According to Shaw, her father created Yosemite Sam in 1945 because he felt Bugs Bunny needed a stronger adversary than the dim-witted Elmer Fudd. The character was inspired by trigger-happy train-robbers from Westerns. “He just wanted a rough, tough little guy to go against Bugs Bunny because he didn’t like Elmer Fudd,” Shaw says. “It was my father’s idea, and my father’s character.”

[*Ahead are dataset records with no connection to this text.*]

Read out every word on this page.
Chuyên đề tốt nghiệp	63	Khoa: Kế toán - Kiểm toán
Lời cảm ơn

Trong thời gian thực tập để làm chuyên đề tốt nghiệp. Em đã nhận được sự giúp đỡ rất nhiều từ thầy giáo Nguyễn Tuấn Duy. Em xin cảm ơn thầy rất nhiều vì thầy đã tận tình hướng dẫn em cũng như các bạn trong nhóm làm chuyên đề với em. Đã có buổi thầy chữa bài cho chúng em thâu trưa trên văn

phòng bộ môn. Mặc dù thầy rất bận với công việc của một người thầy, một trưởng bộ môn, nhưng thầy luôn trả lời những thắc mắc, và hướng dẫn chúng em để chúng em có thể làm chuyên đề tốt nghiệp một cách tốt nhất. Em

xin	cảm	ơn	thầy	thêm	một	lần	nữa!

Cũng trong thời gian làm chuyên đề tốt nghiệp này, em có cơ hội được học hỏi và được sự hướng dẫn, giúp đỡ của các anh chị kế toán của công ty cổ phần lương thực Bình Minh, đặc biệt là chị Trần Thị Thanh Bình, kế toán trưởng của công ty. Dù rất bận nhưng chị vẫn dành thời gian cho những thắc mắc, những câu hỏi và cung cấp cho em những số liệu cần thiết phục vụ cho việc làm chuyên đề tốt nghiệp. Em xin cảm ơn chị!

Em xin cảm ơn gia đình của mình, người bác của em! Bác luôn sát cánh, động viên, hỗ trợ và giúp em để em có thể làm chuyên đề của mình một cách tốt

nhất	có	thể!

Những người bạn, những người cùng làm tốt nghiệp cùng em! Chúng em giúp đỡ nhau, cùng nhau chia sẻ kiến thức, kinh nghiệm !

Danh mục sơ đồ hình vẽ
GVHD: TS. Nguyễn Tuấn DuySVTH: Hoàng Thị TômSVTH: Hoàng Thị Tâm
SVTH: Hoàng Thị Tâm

For the character’s voice, Freleng used Warner Bros. voiceman Mel Blanc, who found the character’s brash, shouty delivery so draining that he had to save Sam’s lines for the end of each recording session. “There weren’t too many Jewish people in the industry at the time,” Shaw says. “And [my father] gave Mel Blanc his job because he was a kid from Seattle and he was Jewish and he kept wanting to get a job and nobody would hire him. My father hired him to do the first Porky Pig cartoons.” (Shaw later clarifies that Freleng hired Blanc because of his talent, not because he was Jewish.)

Shaw said she’s not aware of Yosemite Sam being Jewish — or of his real name being Samuel Rosenbaum. But the character did bear a striking resemblance to her dad. “My father never saw that in Yosemite Sam,” she says. “But everybody else thought that Yosemite Sam was absolutely my father. He had red hair when he was a kid. And he was very tiny — only 5-foot-4.” A short king.

As for personality? “He did have a little temper, but he was also the sweetest, most wonderful father any children could have,” Shaw says. “It was really an unbelievable life that I had growing up. My dad would draw Bugs Bunny on my notebooks. And I didn’t realize he was famous. I said, ‘Why don’t you have a grown-up job?’”

‘All these characters that my father created are Jewish’

Freleng was also known to hide the occasional Jewish pun in his work, such as a 1954 cartoon titled Muzzle Tough (say it out loud). Perhaps it’s a reminder that any cartoon or work of children’s entertainment can carry subversive or political elements that only adult viewers pick up on. Consider the subliminal pro-union messaging of Space Jam, as Steven Perlberg previously reported for MEL.

Speaking of, there’s the distinct possibility that Goofy is Jewish, having been developed by pro-labor Jewish cartoonist Art Babbitt, who helped lead a strike of lower-paid Disney workers. (Maybe this explains why I’m so hypnotized by this clip of Goofy’s voice dubbed onto Jewish film icon Howard Ratner.)

As for Freleng’s daughter? She can’t tell you if Yosemite Sam is a true (yo!) Semite or not. She’s just happy her dad’s work lives on. “I used to [joke to] my friends, ‘All these characters that my father created are Jewish. Because we’re Jewish!’” Shaw says with a laugh.

“My father drew Bugs Bunny with a tallis for my son’s Bar Mitzvah,” she continues. “It was so cute. But Warner Bros. did not want people to assume that Bugs Bunny was Jewish, so they would not let him put it on a Hallmark card.” So instead, on the family card, Freleng wrote for his grandson: “Nobody thinks that rabbits can be Jewish, but I’m a Jewish rabbit.”